Annoyingly I ho back and forth because whichever pronunciation I’m on sounds worse than when I hear it the other way.
I recently caught myself using both pronunciations in the same sentence.
Day-ta
Ditto
Dih-toe
Die-toe
Dit toh
That’s German and means “the toe”
Die Bart die
Die über toe!
This is the way
Depends on how much Star Trek we’ve been watching lately.
so, always Dayta.
Data is a proper noun, data is not.
Applicable to many areas of my life
Depends. Do you mean the Android Day-Ta? Or you mean the Information Unit Datah.
Came here to say, one is his name, the other is not.
Still calling it “The Chat Gippity” though
Day-tay.
The first step to another Taylor Swift song.
It’s me
Hi
I’m the data it’s me
“Dah-ta”
Source: Kiwi accent
It depends on how many ay’s and ah’s are in my sentence. My mouth seems to natural conform to whatever has more as I speak at 9 million words per minute.
By itself or in short sentences, I default to day-ta, but otherwise I’m exactly the same.
data… dad - d + ta
the other way doesn’t bother me though… unlike “experiment”.
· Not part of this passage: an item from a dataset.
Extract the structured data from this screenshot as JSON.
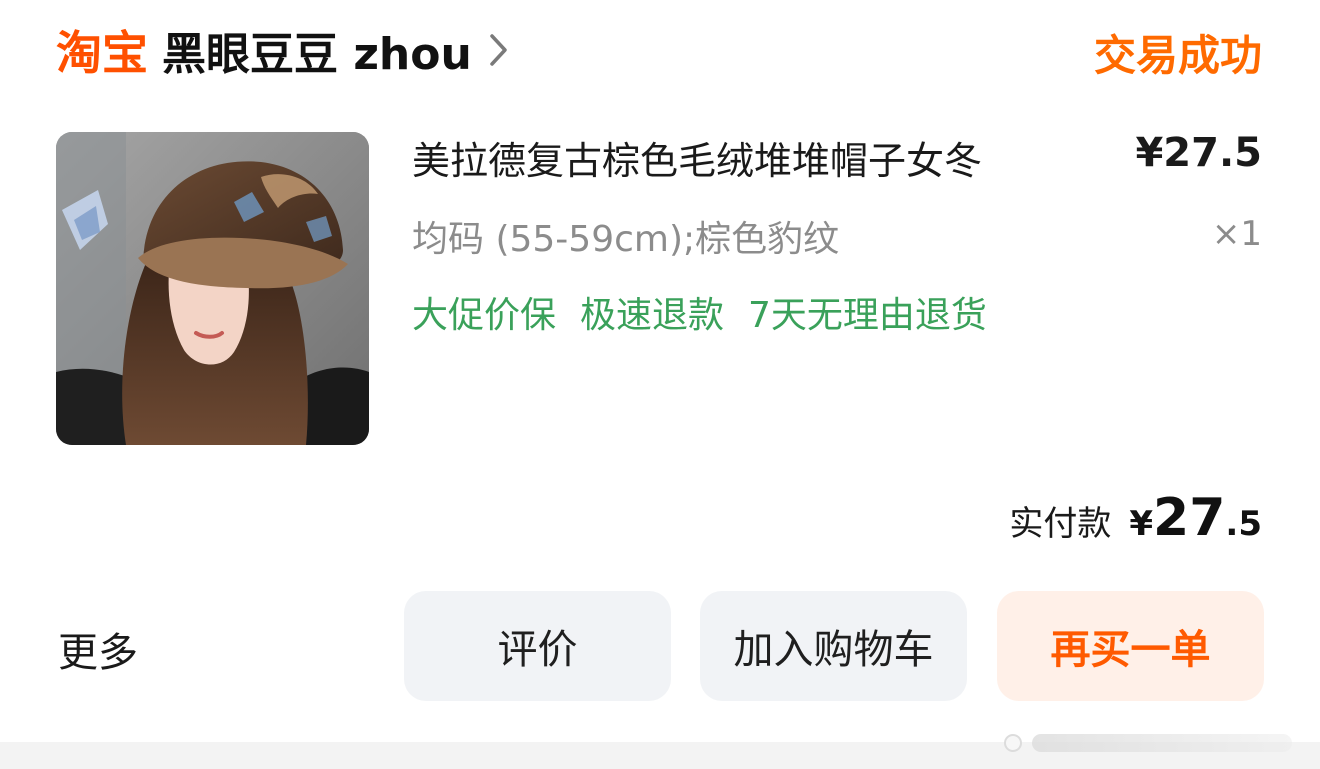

it freaks me out when people throw a “spear” in that wordYes.
If were talking about a collection of information…“datta”. If we’re talking about the worlds’ favorite android, his name sounds like “Day-tah”.
Sometimes day-ta, but more often da-tuh, with the first a being pronounced like acrobat, the second as a schwa.
Day-tah
But I’m from the UK. Anything else would sound bizarre with my accent
I’m always scared of sounding pretentious when I say [d ae dx ax] for some reason, so I generally settle with [d ey dx ax]
You’re the person who corrects people to say “datum” and “the data are …” aren’t you?